“Stop the car!” Mom demanded.
“What?!?” Dad questioned. “Here? Now?”
“Yes! Just pull over!”
Glancing in the mirror he deftly braked while steering the car to the right, breaching the white line and spraying gravel, pinging and spitting under the tires. We rolled to a rapid stop on the side of the highway, cars whizzing by us. All six of us in the back – who moments ago had been in various stages of daydream or slumber – riveted our attention to the urgent matter unfolding between our parents up front.
Mom flung open the passenger side door and got out. “I’ll be right back!” she blurted.
We watched in stillness, six sets of eyes squished to the right side windows, peering from the tangle of blankets and pillows in the far netherworlds of the Vista Cruiser wagon, plus my Dad’s eyes up front, too. She side-stepped and slipped down the grassy embankment and eventually stopped way in there, waist high in spring vegetation. What was she doing? We knew it wasn’t a bathroom break. Our mom could easily drive from New Jersey to Michigan without a pit stop if she put her mind to it. Public restrooms were far below her nursing standards of acceptability for cleanliness.

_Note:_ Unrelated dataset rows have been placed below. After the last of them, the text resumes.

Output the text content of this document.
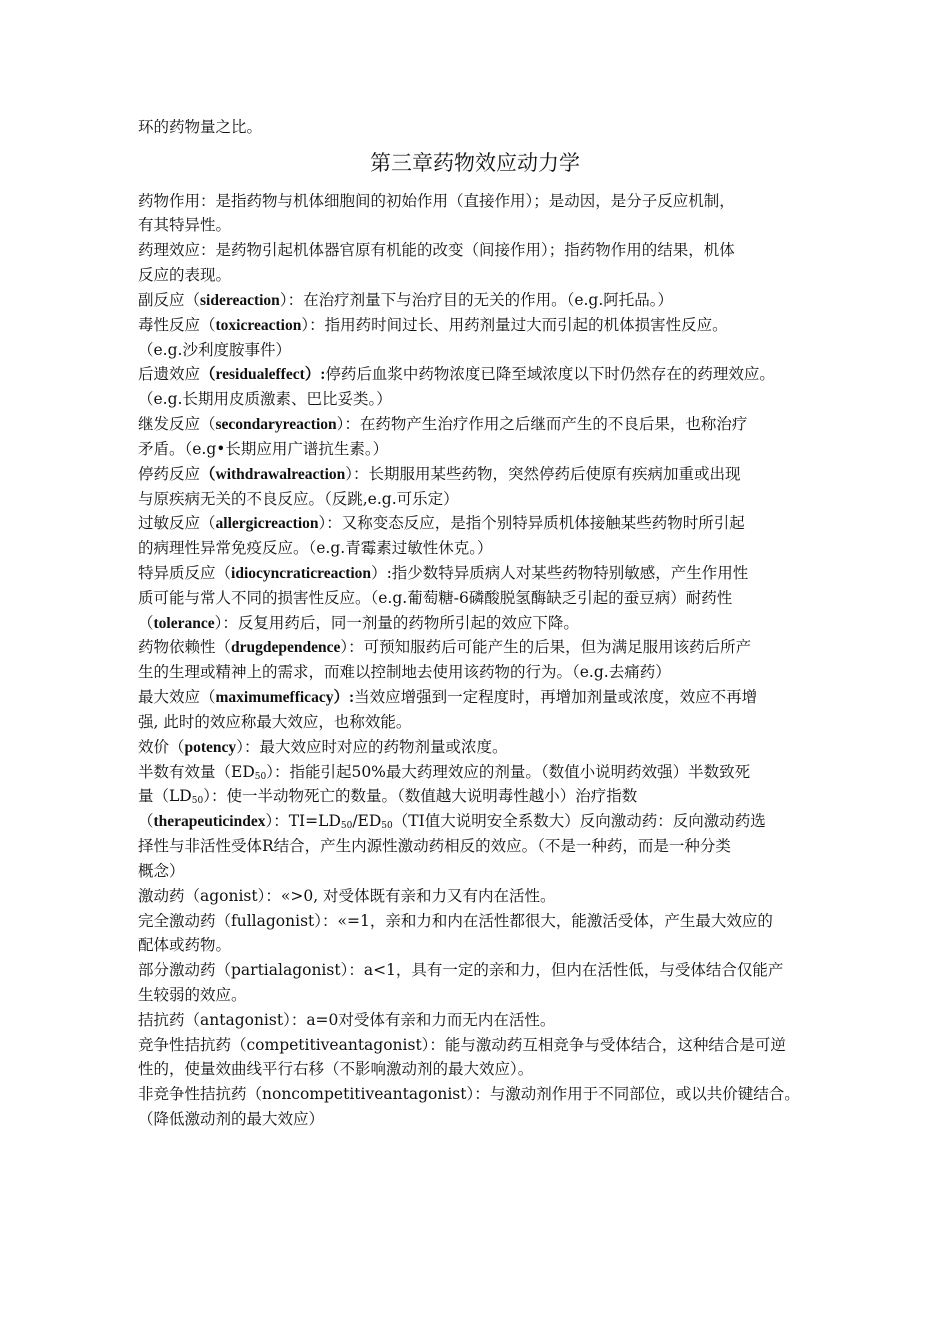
环的药物量之比。
第三章药物效应动力学
药物作用：是指药物与机体细胞间的初始作用（直接作用）；是动因，是分子反应机制，
有其特异性。
药理效应：是药物引起机体器官原有机能的改变（间接作用）；指药物作用的结果，机体
反应的表现。
副反应（sidereaction）：在治疗剂量下与治疗目的无关的作用。（e.g.阿托品。）
毒性反应（toxicreaction）：指用药时间过长、用药剂量过大而引起的机体损害性反应。
（e.g.沙利度胺事件）
后遗效应（residualeffect）:停药后血浆中药物浓度已降至域浓度以下时仍然存在的药理效应。
（e.g.长期用皮质激素、巴比妥类。）
继发反应（secondaryreaction）：在药物产生治疗作用之后继而产生的不良后果，也称治疗
矛盾。（e.g•长期应用广谱抗生素。）
停药反应（withdrawalreaction）：长期服用某些药物，突然停药后使原有疾病加重或出现
与原疾病无关的不良反应。（反跳,e.g.可乐定）
过敏反应（allergicreaction）：又称变态反应，是指个别特异质机体接触某些药物时所引起
的病理性异常免疫反应。（e.g.青霉素过敏性休克。）
特异质反应（idiocyncraticreaction）:指少数特异质病人对某些药物特别敏感，产生作用性
质可能与常人不同的损害性反应。（e.g.葡萄糖-6磷酸脱氢酶缺乏引起的蚕豆病）耐药性
（tolerance）：反复用药后，同一剂量的药物所引起的效应下降。
药物依赖性（drugdependence）：可预知服药后可能产生的后果，但为满足服用该药后所产
生的生理或精神上的需求，而难以控制地去使用该药物的行为。（e.g.去痛药）
最大效应（maximumefficacy）:当效应增强到一定程度时，再增加剂量或浓度，效应不再增
强, 此时的效应称最大效应，也称效能。
效价（potency）：最大效应时对应的药物剂量或浓度。
半数有效量$(ED_{50})$：指能引起50%最大药理效应的剂量。（数值小说明药效强）半数致死
量$(LD_{50})$：使一半动物死亡的数量。（数值越大说明毒性越小）治疗指数
（therapeuticindex）：$TI=LD_{50}/ED_{50}(TI$值大说明安全系数大）反向激动药：反向激动药选
择性与非活性受体R结合，产生内源性激动药相反的效应。（不是一种药，而是一种分类
概念）
激动药（agonist）：«>0, 对受体既有亲和力又有内在活性。
完全激动药（fullagonist）：«=1，亲和力和内在活性都很大，能激活受体，产生最大效应的
配体或药物。
部分激动药（partialagonist）：a<1，具有一定的亲和力，但内在活性低，与受体结合仅能产
生较弱的效应。
拮抗药（antagonist）：a=0对受体有亲和力而无内在活性。
竞争性拮抗药（competitiveantagonist）：能与激动药互相竞争与受体结合，这种结合是可逆
性的，使量效曲线平行右移（不影响激动剂的最大效应）。
非竞争性拮抗药（noncompetitiveantagonist）：与激动剂作用于不同部位，或以共价键结合。
（降低激动剂的最大效应）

Vegetation swashed and swished around her as she tromped and hunched through the swaying detritus, occasionally wrestling with some unknown something. We could see her only from the shoulders up. Periodically, we looked at Dad. He turned the engine off, returned the look, and shrugged.
We silently watched and waited.
Eventually she emerged. Her arms were full of brown, twiggy stalks dotted with soft, plump nubs of velvet gray.
Flushed with happiness, she opened the passenger side door, and angled her tall frame back in, gently propping the very tall bundle of branches upright between the two of them on the front seat. “They’ll be just beautiful in an arrangement on the dining room table,” she beamed.
She smiled at my dad, and he – well he just looked at her, and then wordlessly facing forward, turned the key. The engine thrummed to life and we pulled off the gravel strip and back onto the highway, pointed toward home. In back, we sank into a familiar mosh of entwined limbs, worn blankets, soft pillows and breath, and the familiar cadence and hum of our car on the road.
I saw them just yesterday in a water-filled bucket next to a sign at the local grocer.
Three bundles for $12 – as easy as that.
Because of my Mom, I just had to have them.